Precautionary measures have forced employees worldwide to work from home, regardless of industry or sector.

According to a 2019 study, remote working employees “worked 1.4 more days every month, or 16.8 more days every year” than people who worked in an office. The same study shows that the difference in ease of focusing on work at home vs office is negligible. While 8 per cent of respondents in WFH category said it was hard to focus, 6 per cent of employees working from offices said the same thing.

Another survey claimed that employees who work from home at least once a month are 24 per cent more likely to feel happy at work.

The new normal

BlackRock Inc.
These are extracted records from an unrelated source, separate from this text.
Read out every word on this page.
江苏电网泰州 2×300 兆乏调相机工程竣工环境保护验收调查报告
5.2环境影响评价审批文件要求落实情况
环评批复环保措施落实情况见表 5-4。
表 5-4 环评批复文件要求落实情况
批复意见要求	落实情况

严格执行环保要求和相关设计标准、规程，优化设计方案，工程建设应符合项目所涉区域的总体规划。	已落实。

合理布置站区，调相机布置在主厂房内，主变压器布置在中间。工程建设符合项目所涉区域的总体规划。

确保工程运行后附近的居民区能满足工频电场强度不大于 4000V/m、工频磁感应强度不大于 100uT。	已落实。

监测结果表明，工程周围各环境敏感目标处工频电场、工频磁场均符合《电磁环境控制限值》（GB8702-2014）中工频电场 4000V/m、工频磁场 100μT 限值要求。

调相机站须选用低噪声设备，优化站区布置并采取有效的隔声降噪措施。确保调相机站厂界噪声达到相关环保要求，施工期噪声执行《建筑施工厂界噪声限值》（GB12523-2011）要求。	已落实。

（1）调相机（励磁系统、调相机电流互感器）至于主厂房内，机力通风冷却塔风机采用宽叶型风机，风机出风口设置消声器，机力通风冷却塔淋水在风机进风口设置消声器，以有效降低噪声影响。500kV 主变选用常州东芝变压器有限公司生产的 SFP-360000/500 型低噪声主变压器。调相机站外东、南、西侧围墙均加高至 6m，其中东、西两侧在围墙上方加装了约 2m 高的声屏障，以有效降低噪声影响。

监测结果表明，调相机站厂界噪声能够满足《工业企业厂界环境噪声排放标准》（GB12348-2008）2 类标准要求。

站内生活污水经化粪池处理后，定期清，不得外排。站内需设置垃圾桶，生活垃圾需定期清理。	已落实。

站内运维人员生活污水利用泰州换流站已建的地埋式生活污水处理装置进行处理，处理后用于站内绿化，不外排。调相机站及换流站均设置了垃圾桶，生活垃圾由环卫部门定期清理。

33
Chief Executive Officer Larry Fink said the work-from-home revolution will have lasting effects, including pushing down demand for commercial real estate.
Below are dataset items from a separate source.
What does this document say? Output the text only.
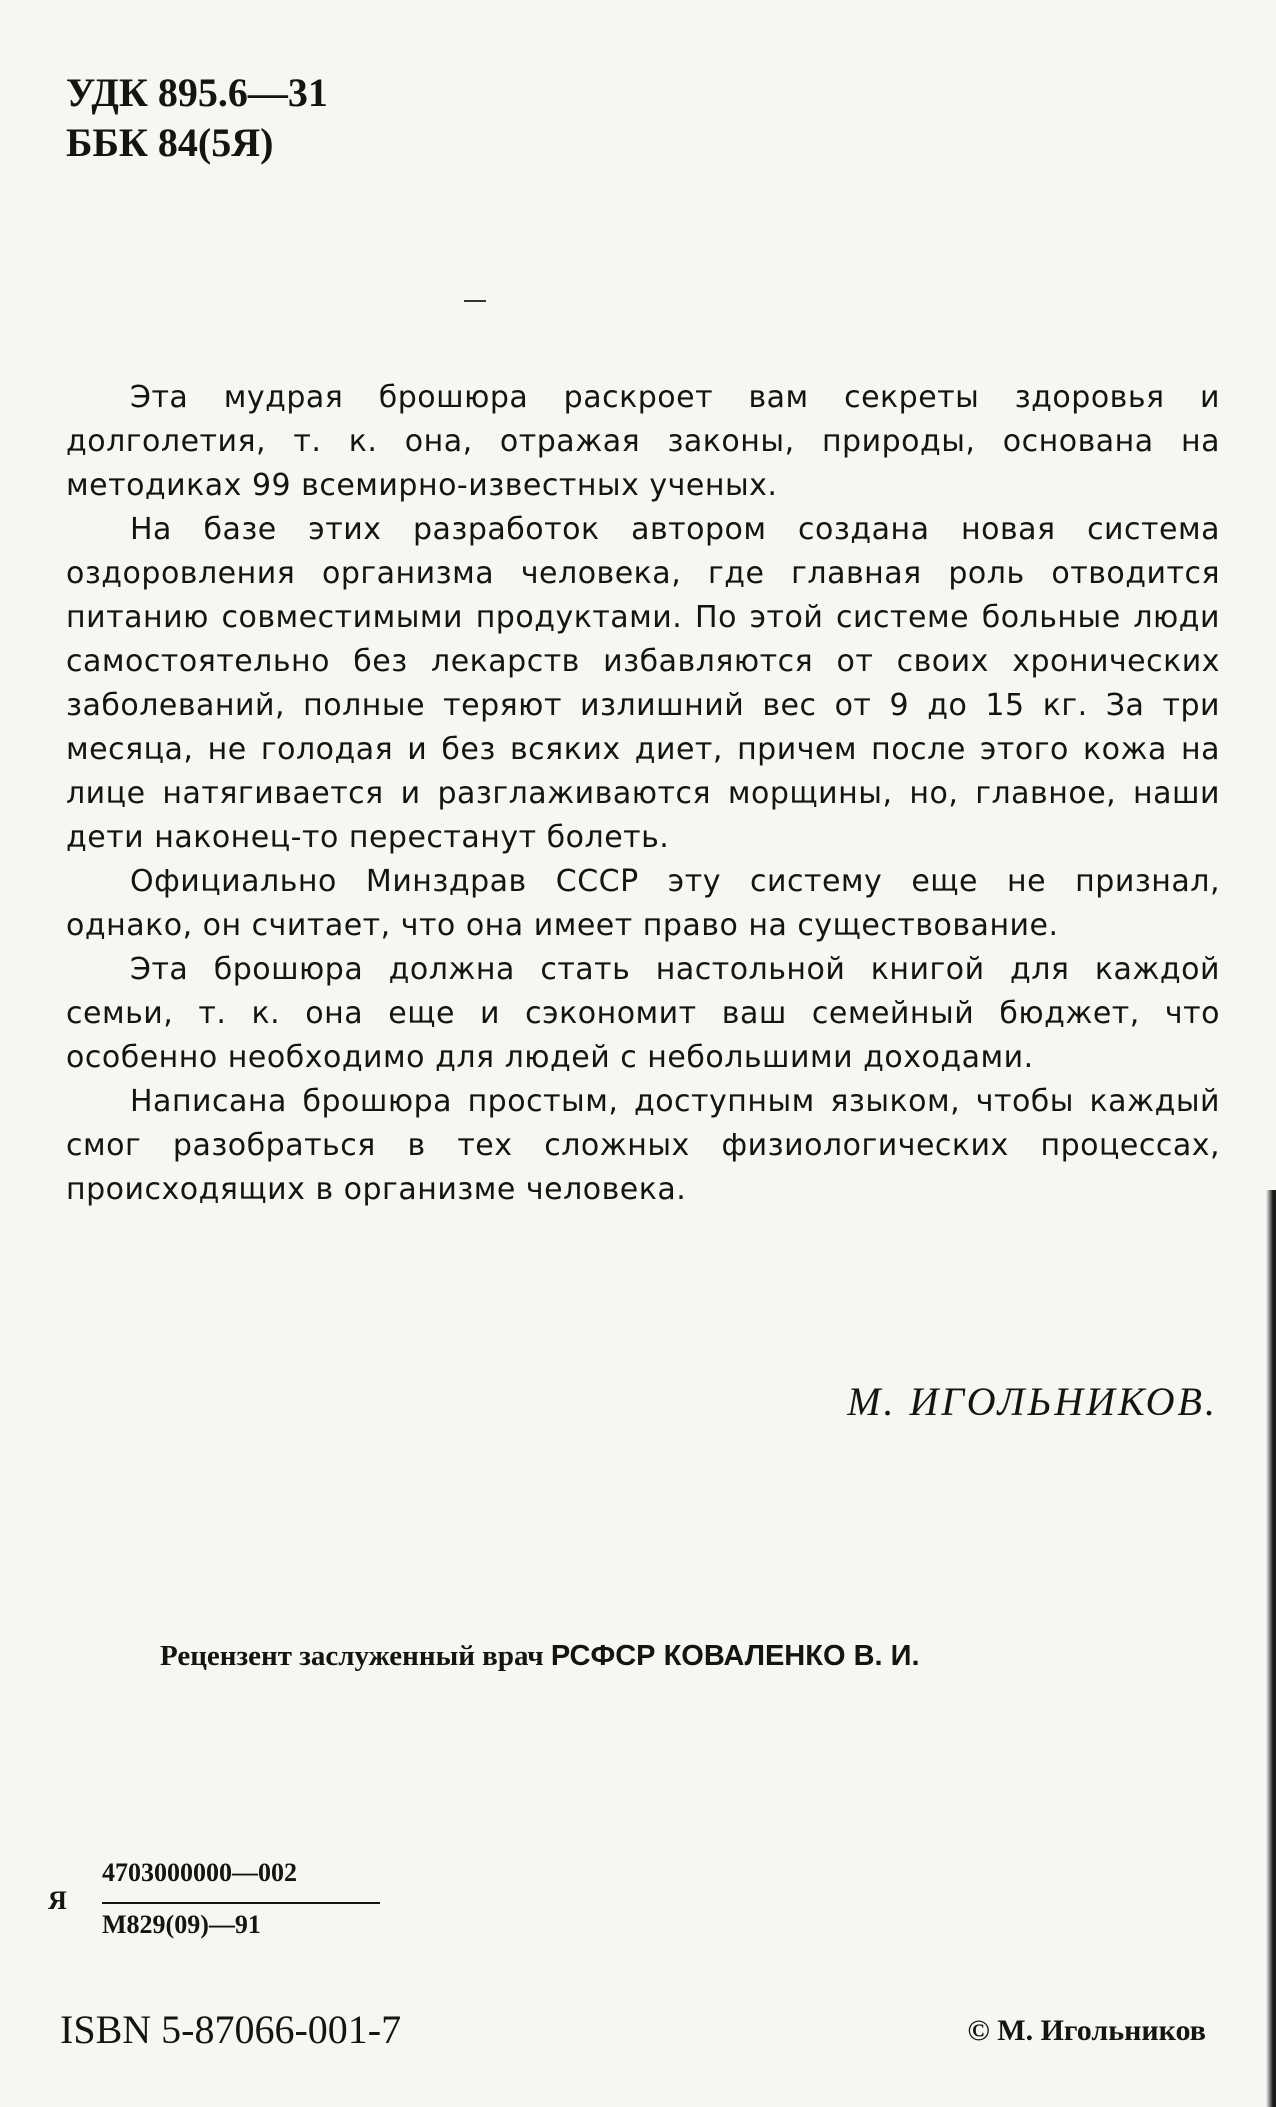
УДК 895.6—31
ББК 84(5Я)

Эта мудрая брошюра раскроет вам секреты здоровья и долголетия, т. к. она, отражая законы, природы, основана на методиках 99 всемирно-известных ученых.

На базе этих разработок автором создана новая система оздоровления организма человека, где главная роль отводится питанию совместимыми продуктами. По этой системе больные люди самостоятельно без лекарств избавляются от своих хронических заболеваний, полные теряют излишний вес от 9 до 15 кг. За три месяца, не голодая и без всяких диет, причем после этого кожа на лице натягивается и разглаживаются морщины, но, главное, наши дети наконец-то перестанут болеть.

Официально Минздрав СССР эту систему еще не признал, однако, он считает, что она имеет право на существование.

Эта брошюра должна стать настольной книгой для каждой семьи, т. к. она еще и сэкономит ваш семейный бюджет, что особенно необходимо для людей с небольшими доходами.

Написана брошюра простым, доступным языком, чтобы каждый смог разобраться в тех сложных физиологических процессах, происходящих в организме человека.

М. ИГОЛЬНИКОВ.
Рецензент заслуженный врач РСФСР КОВАЛЕНКО В. И.
Я
4703000000—002
М829(09)—91
ISBN 5-87066-001-7	© М. Игольников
Fink said that after businesses were forced to run from mostly remote setups during the coronavirus crisis, many companies will choose not to bring all their workers back to the office even when it is safe to do so.

“I don’t think any company’s going to go back to 100% of the workforce in the office,” Fink said Thursday at a virtual event from Saudi Arabia’s Future Investment Initiative Institute. “That means less congestion in cities. It means, more importantly, less need for commercial real estate. So to me that’s one of the great outcomes of this.”

No work-life balance

However, many UAE residents said that maintaning a work-life balance is harder when working remotely.
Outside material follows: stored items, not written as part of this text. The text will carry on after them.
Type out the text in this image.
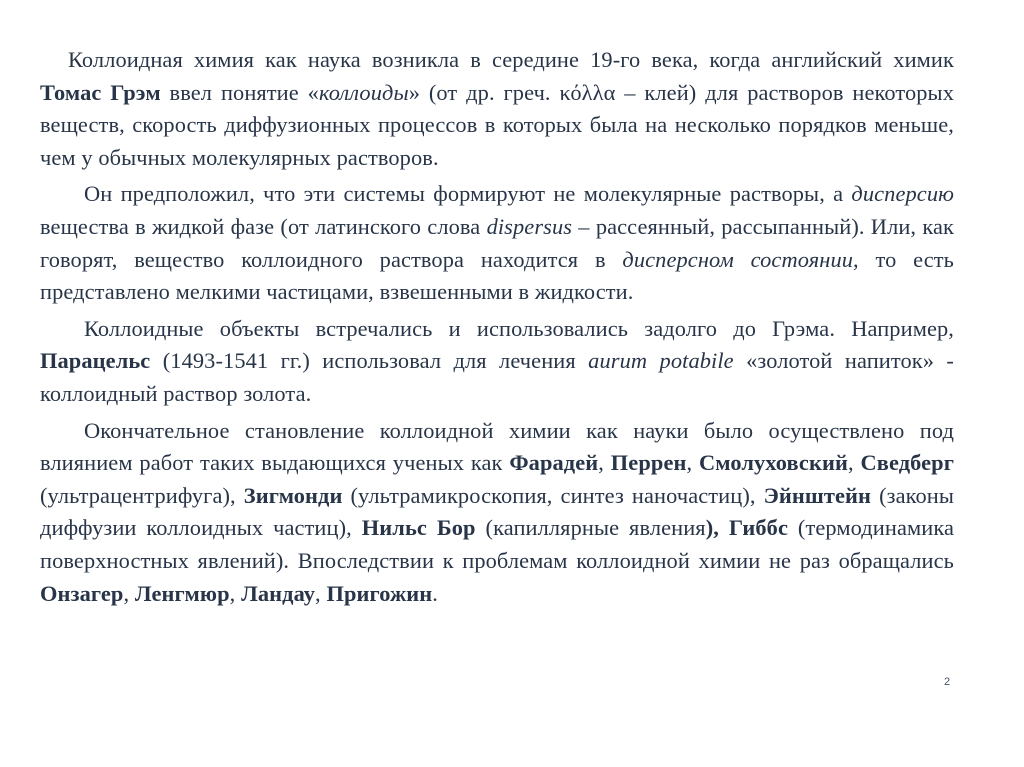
Коллоидная химия как наука возникла в середине 19-го века, когда английский химик Томас Грэм ввел понятие «коллоиды» (от др. греч. κόλλα – клей) для растворов некоторых веществ, скорость диффузионных процессов в которых была на несколько порядков меньше, чем у обычных молекулярных растворов.

Он предположил, что эти системы формируют не молекулярные растворы, а дисперсию вещества в жидкой фазе (от латинского слова dispersus – рассеянный, рассыпанный). Или, как говорят, вещество коллоидного раствора находится в дисперсном состоянии, то есть представлено мелкими частицами, взвешенными в жидкости.

Коллоидные объекты встречались и использовались задолго до Грэма. Например, Парацельс (1493-1541 гг.) использовал для лечения aurum potabile «золотой напиток» - коллоидный раствор золота.

Окончательное становление коллоидной химии как науки было осуществлено под влиянием работ таких выдающихся ученых как Фарадей, Перрен, Смолуховский, Сведберг (ультрацентрифуга), Зигмонди (ультрамикроскопия, синтез наночастиц), Эйнштейн (законы диффузии коллоидных частиц), Нильс Бор (капиллярные явления), Гиббс (термодинамика поверхностных явлений). Впоследствии к проблемам коллоидной химии не раз обращались Онзагер, Ленгмюр, Ландау, Пригожин.

2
An executive at JPMorgan Chase & Co. gets unapologetic messages from colleagues on nights and weekends, including a notably demanding one on Easter Sunday. A web designer whose bedroom doubles as an office has to set an alarm to remind himself to eat during his non-stop workday. At Intel Corp., a vice president with four kids logs 13-hour days while attempting to juggle her parenting duties and her job.

Six weeks into a global work-from-home experiment with no end in sight, whatever boundaries remained between work and life have almost entirely disappeared.

The 9-to-5 workday, or any semblance of it, seems like a relic of a bygone era. Long gone are the regretful formalities for calling or emailing at inappropriate times. Burnt-out employees feel like they have even less free time than when they wasted hours commuting.

Parents with kids at home are stretched particularly thin, Bloomberg reported, as they squeeze work in between child-care duties, which now include virtual learning sessions. In two-thirds of married couples with children in the US, both parents work, leaving nobody available to watch the kids while the other partner is on the job.